Com um discurso histórico e emotivo na Assembleia Geral das Nações Unidas, em Nova York, e sob aplausos entusiasmados da audiência, o presidente da Autoridade Palestina, Mahmud Abbas, defendeu o ingresso imediato do Estado palestino como o 194º membro da ONU. O pedido formal tinha sido entregue momentos antes ao secretário-geral da organização, Ban Ki-moon. E a reação israelense foi rápida: 40 minutos depois, da mesma tribuna, o primeiro-ministro Benjamin Netanyahu rebateu o antecessor e apontou a rejeição dos palestinos em "reconhecer o Estado judeu" como principal empecilho para a solução do conflito. Os líderes convidaram um ao outro para o diálogo, mas suas falas deixaram evidente a distância entre as partes.

Ao fim do dia, porém, a rápida decisão da ONU de enviar a demanda ao Conselho de Segurança e o anúncio de um novo plano do Quarteto para o Oriente Médio (Estados Unidos, Rússia, União Europeia e ONU) despontaram como esperança de que israelenses e palestinos estejam se aproximando ao menos de uma nova rodada de negociações.

Assim que entrou no plenário, Abbas foi longamente aplaudido, de pé, pela maioria dos participantes, entre eles chefes de Estado e governo. Seu discurso durou 41 minutos. Na delegação norte-americana e na israelense, as expressões eram impassíveis. Abbas falou em árabe, e multidões de palestinos eufóricos acompanhavam o pronunciamento em telões, nas principais cidades da Cisjordânia. Com uma cópia do pedido nas mãos, Abbas reivindicou um Estado com as fronteiras de 4 de junho de 1967 ¿ compreendendo a Cisjordânia, Gaza e Jerusalém Oriental. "Acreditamos que todos os países nos apoiam e estendemos nossa mão a Israel para negociar", disse Abba.

Netanyahu teve uma recepção discreta, partindo principalmente de própria delegação e da representação dos EUA. Algumas outras, como a da Síria, não estavam presentes. Em inglês, ele falou quatro minutos menos que Abbas. Preferiu justificar as necessidades de segurança de seu país e culpar os palestinos por não reconhecerem Israel como Estado judeu. "Não estou aqui pelos aplausos, mas para dizer a verdade", disse, para adiante dirigir-se aos palestinos. "Reconheçam o Estado judeu e façam a paz conosco", disse Netanyahu, rebatendo a afirmação da AP segundo a qual o motivo central do conflito é a colonização judaica nos territórios palestinos.
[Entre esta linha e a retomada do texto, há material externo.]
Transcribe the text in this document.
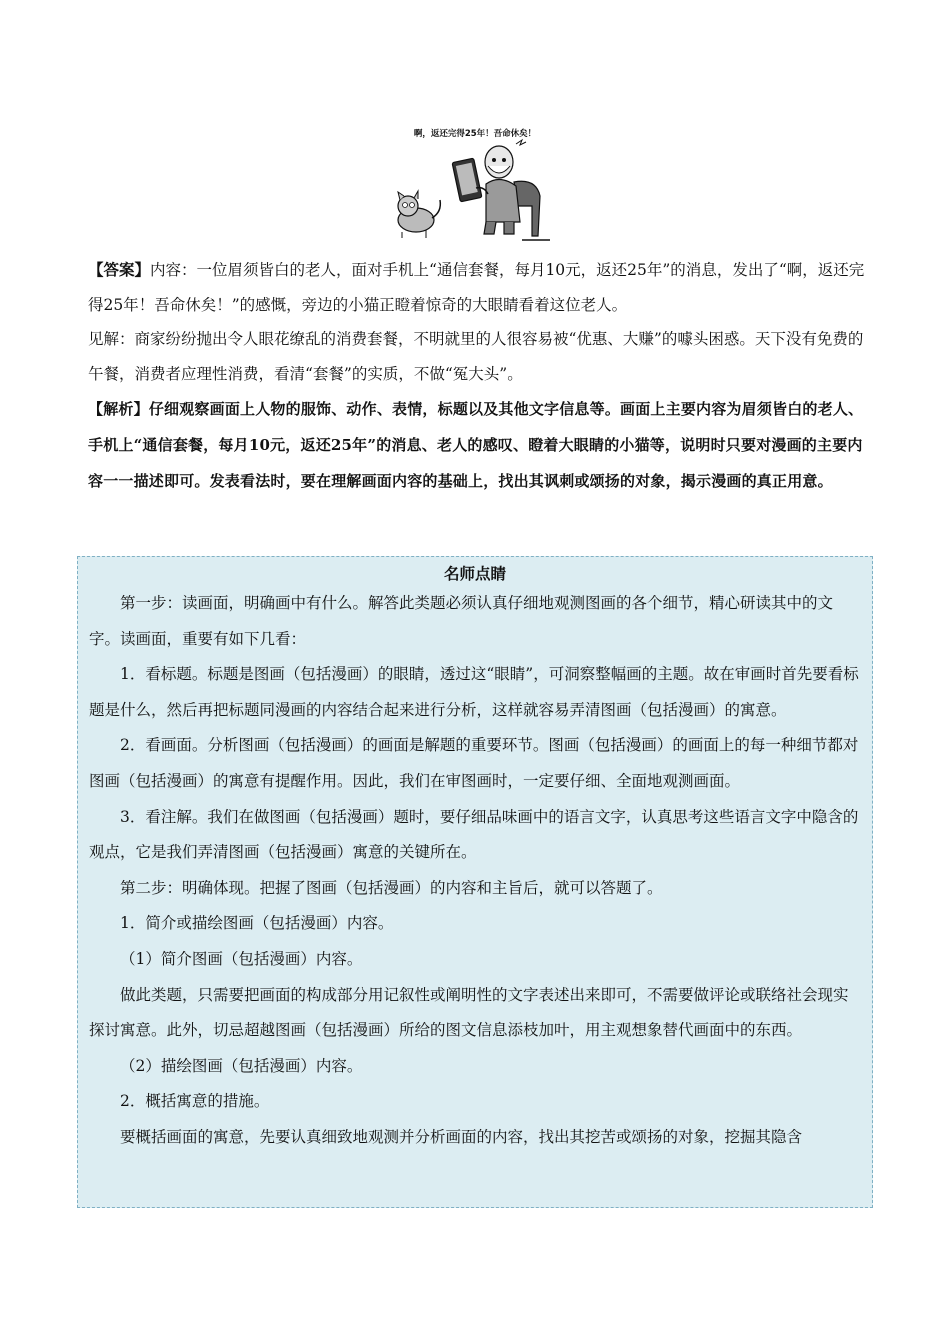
啊，返还完得25年！吾命休矣！
【答案】内容：一位眉须皆白的老人，面对手机上“通信套餐，每月10元，返还25年”的消息，发出了“啊，返还完得25年！吾命休矣！”的感慨，旁边的小猫正瞪着惊奇的大眼睛看着这位老人。
见解：商家纷纷抛出令人眼花缭乱的消费套餐，不明就里的人很容易被“优惠、大赚”的噱头困惑。天下没有免费的午餐，消费者应理性消费，看清“套餐”的实质，不做“冤大头”。
【解析】仔细观察画面上人物的服饰、动作、表情，标题以及其他文字信息等。画面上主要内容为眉须皆白的老人、手机上“通信套餐，每月10元，返还25年”的消息、老人的感叹、瞪着大眼睛的小猫等，说明时只要对漫画的主要内容一一描述即可。发表看法时，要在理解画面内容的基础上，找出其讽刺或颂扬的对象，揭示漫画的真正用意。
名师点睛

第一步：读画面，明确画中有什么。解答此类题必须认真仔细地观测图画的各个细节，精心研读其中的文字。读画面，重要有如下几看：

1．看标题。标题是图画（包括漫画）的眼睛，透过这“眼睛”，可洞察整幅画的主题。故在审画时首先要看标题是什么，然后再把标题同漫画的内容结合起来进行分析，这样就容易弄清图画（包括漫画）的寓意。

2．看画面。分析图画（包括漫画）的画面是解题的重要环节。图画（包括漫画）的画面上的每一种细节都对图画（包括漫画）的寓意有提醒作用。因此，我们在审图画时，一定要仔细、全面地观测画面。

3．看注解。我们在做图画（包括漫画）题时，要仔细品味画中的语言文字，认真思考这些语言文字中隐含的观点，它是我们弄清图画（包括漫画）寓意的关键所在。

第二步：明确体现。把握了图画（包括漫画）的内容和主旨后，就可以答题了。

1．简介或描绘图画（包括漫画）内容。

（1）简介图画（包括漫画）内容。

做此类题，只需要把画面的构成部分用记叙性或阐明性的文字表述出来即可，不需要做评论或联络社会现实探讨寓意。此外，切忌超越图画（包括漫画）所给的图文信息添枝加叶，用主观想象替代画面中的东西。

（2）描绘图画（包括漫画）内容。

2．概括寓意的措施。

要概括画面的寓意，先要认真细致地观测并分析画面的内容，找出其挖苦或颂扬的对象，挖掘其隐含
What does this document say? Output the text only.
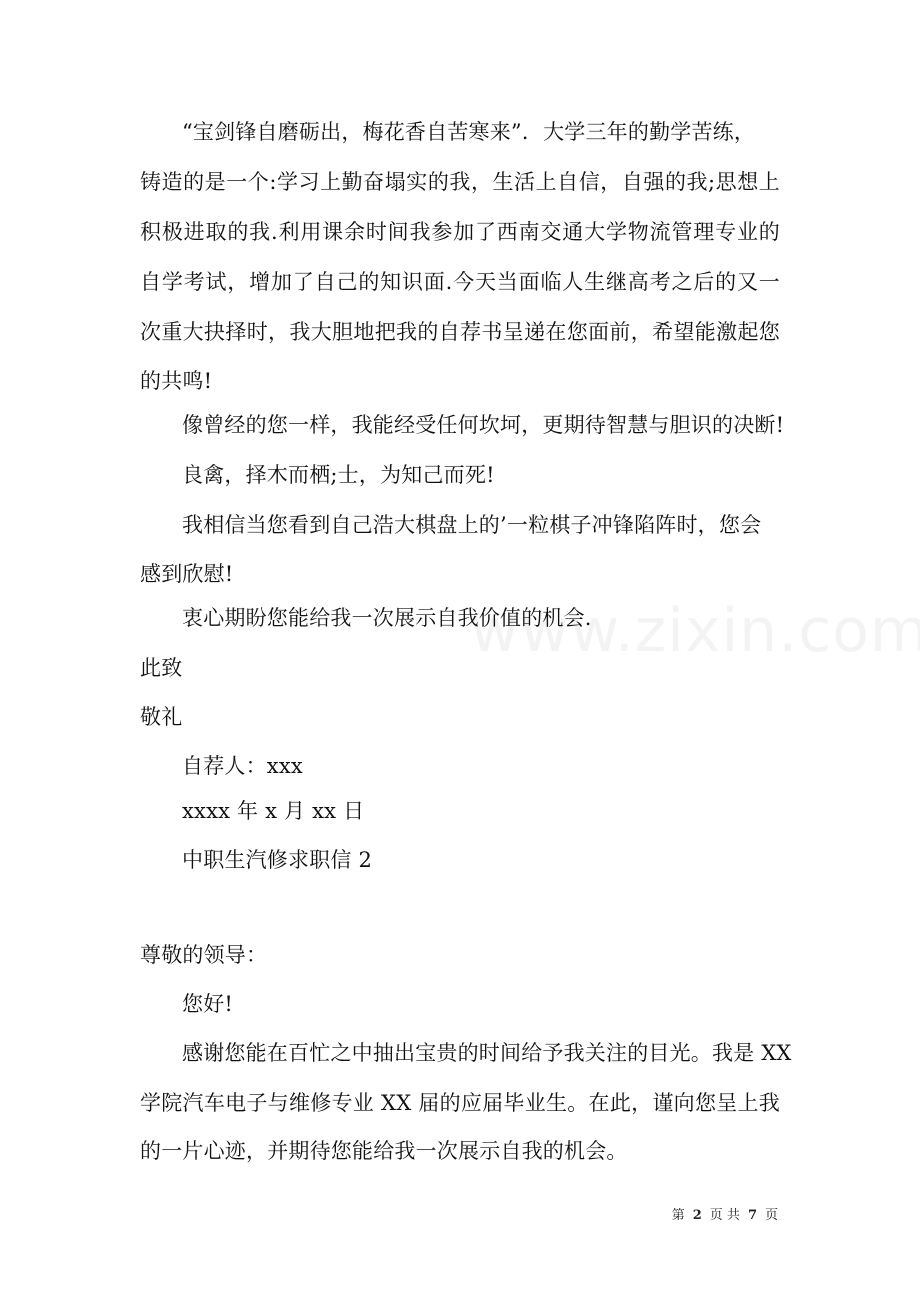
“宝剑锋自磨砺出，梅花香自苦寒来”．大学三年的勤学苦练，
铸造的是一个:学习上勤奋塌实的我，生活上自信，自强的我;思想上
积极进取的我.利用课余时间我参加了西南交通大学物流管理专业的
自学考试，增加了自己的知识面.今天当面临人生继高考之后的又一
次重大抉择时，我大胆地把我的自荐书呈递在您面前，希望能激起您
的共鸣!
像曾经的您一样，我能经受任何坎坷，更期待智慧与胆识的决断!
良禽，择木而栖;士，为知己而死!
我相信当您看到自己浩大棋盘上的’一粒棋子冲锋陷阵时，您会
感到欣慰!
衷心期盼您能给我一次展示自我价值的机会.
此致
敬礼
自荐人：xxx
xxxx 年 x 月 xx 日
中职生汽修求职信 2
尊敬的领导：
您好!
感谢您能在百忙之中抽出宝贵的时间给予我关注的目光。我是 XX
学院汽车电子与维修专业 XX 届的应届毕业生。在此，谨向您呈上我
的一片心迹，并期待您能给我一次展示自我的机会。
第 2 页 共 7 页
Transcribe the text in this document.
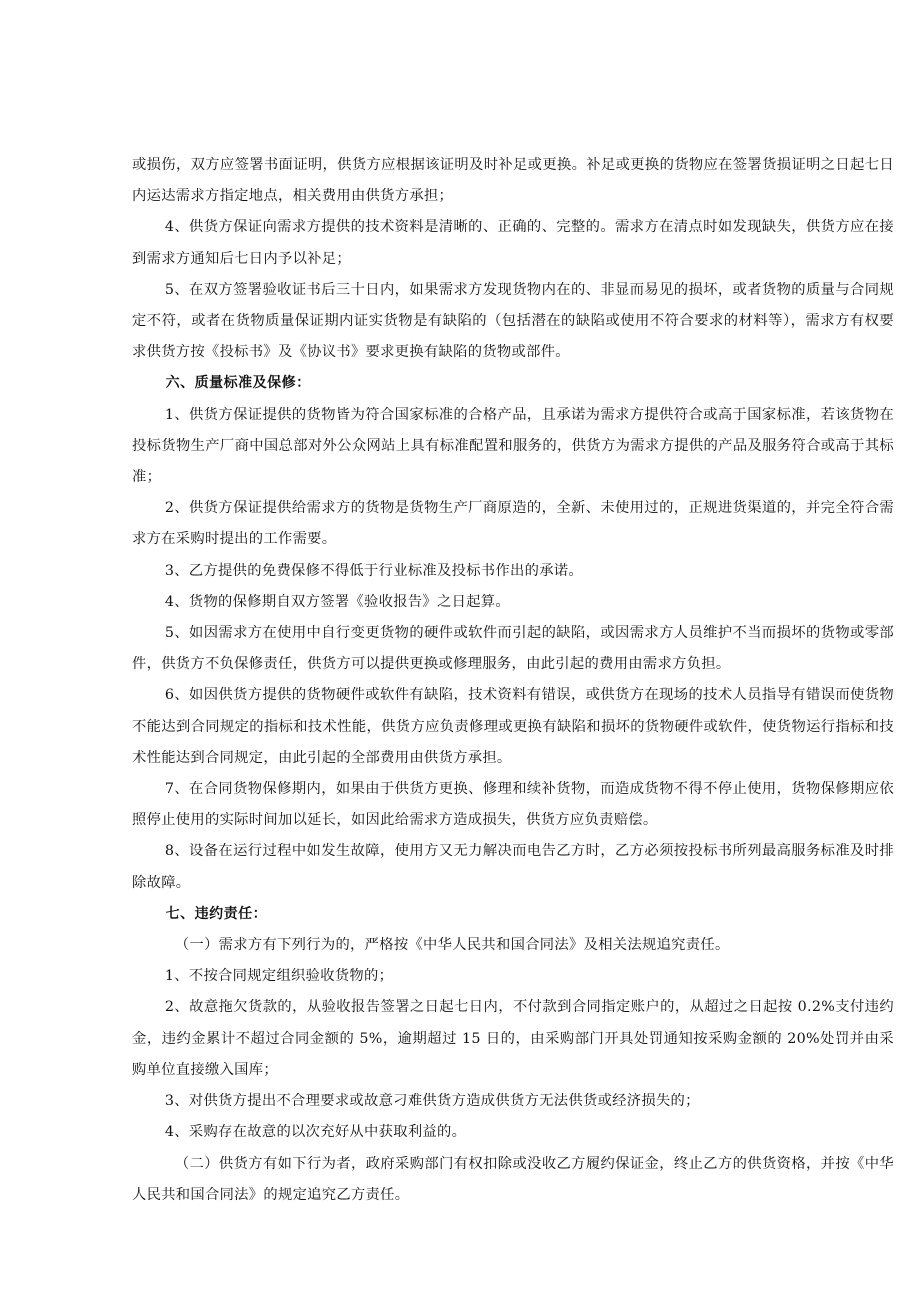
或损伤，双方应签署书面证明，供货方应根据该证明及时补足或更换。补足或更换的货物应在签署货损证明之日起七日内运达需求方指定地点，相关费用由供货方承担；

4、供货方保证向需求方提供的技术资料是清晰的、正确的、完整的。需求方在清点时如发现缺失，供货方应在接到需求方通知后七日内予以补足；

5、在双方签署验收证书后三十日内，如果需求方发现货物内在的、非显而易见的损坏，或者货物的质量与合同规定不符，或者在货物质量保证期内证实货物是有缺陷的（包括潜在的缺陷或使用不符合要求的材料等），需求方有权要求供货方按《投标书》及《协议书》要求更换有缺陷的货物或部件。

六、质量标准及保修：

1、供货方保证提供的货物皆为符合国家标准的合格产品，且承诺为需求方提供符合或高于国家标准，若该货物在投标货物生产厂商中国总部对外公众网站上具有标准配置和服务的，供货方为需求方提供的产品及服务符合或高于其标准；

2、供货方保证提供给需求方的货物是货物生产厂商原造的，全新、未使用过的，正规进货渠道的，并完全符合需求方在采购时提出的工作需要。

3、乙方提供的免费保修不得低于行业标准及投标书作出的承诺。

4、货物的保修期自双方签署《验收报告》之日起算。

5、如因需求方在使用中自行变更货物的硬件或软件而引起的缺陷，或因需求方人员维护不当而损坏的货物或零部件，供货方不负保修责任，供货方可以提供更换或修理服务，由此引起的费用由需求方负担。

6、如因供货方提供的货物硬件或软件有缺陷，技术资料有错误，或供货方在现场的技术人员指导有错误而使货物不能达到合同规定的指标和技术性能，供货方应负责修理或更换有缺陷和损坏的货物硬件或软件，使货物运行指标和技术性能达到合同规定，由此引起的全部费用由供货方承担。

7、在合同货物保修期内，如果由于供货方更换、修理和续补货物，而造成货物不得不停止使用，货物保修期应依照停止使用的实际时间加以延长，如因此给需求方造成损失，供货方应负责赔偿。

8、设备在运行过程中如发生故障，使用方又无力解决而电告乙方时，乙方必须按投标书所列最高服务标准及时排除故障。

七、违约责任：

（一）需求方有下列行为的，严格按《中华人民共和国合同法》及相关法规追究责任。

1、不按合同规定组织验收货物的；

2、故意拖欠货款的，从验收报告签署之日起七日内，不付款到合同指定账户的，从超过之日起按 0.2%支付违约金，违约金累计不超过合同金额的 5%，逾期超过 15 日的，由采购部门开具处罚通知按采购金额的 20%处罚并由采购单位直接缴入国库；

3、对供货方提出不合理要求或故意刁难供货方造成供货方无法供货或经济损失的；

4、采购存在故意的以次充好从中获取利益的。

（二）供货方有如下行为者，政府采购部门有权扣除或没收乙方履约保证金，终止乙方的供货资格，并按《中华人民共和国合同法》的规定追究乙方责任。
Netanyahu propôs que as conversações diretas com Abbas, congeladas há quase um ano, fossem restabelecidas ali mesmo, no prédio da ONU. Na opinião do embaixador Marcos de Azambuja, ex-secretário-geral do Itamaraty e vice-presidente do Centro Brasileiro de Relações Internacionais (Cebri), foram dois discursos competentes, em termos de retórica diplomática. "Mas, na briga por corações e mentes, foi o palestino quem tocou a alma da ONU", avalia Azambuja. Diagnóstico semelhante foi feito pelo ministro das Relações Exteriores, Antonio Patriota, falando mais tarde à imprensa brasileira em Nova York. "A reação da Assembleia Geral fala por si", afirmou o chanceler.

O presidente do Conselho de Segurança neste mês, o embaixador do Líbano, Nawaf Salam, informou que o organismo se reunirá na próxima segunda-feira para iniciar as consultas sobre o pedido palestino. O documento apresentado pelo Quarteto pede a israelenses e palestinos que "apresentem propostas completas dentro de três meses sobre a segurança e o território" e "façam progressos substanciais no prazo de seis meses". A ideia, segundo o grupo, é obter um acordo final "antes do fim de 2012". O negociador palestino Saeb Erekat disse que sua parte aceita o plano, e apelou para que Israel também o faça. Patriota se disse entusiasmado com a resolução. "Há perspectivas alentadoras."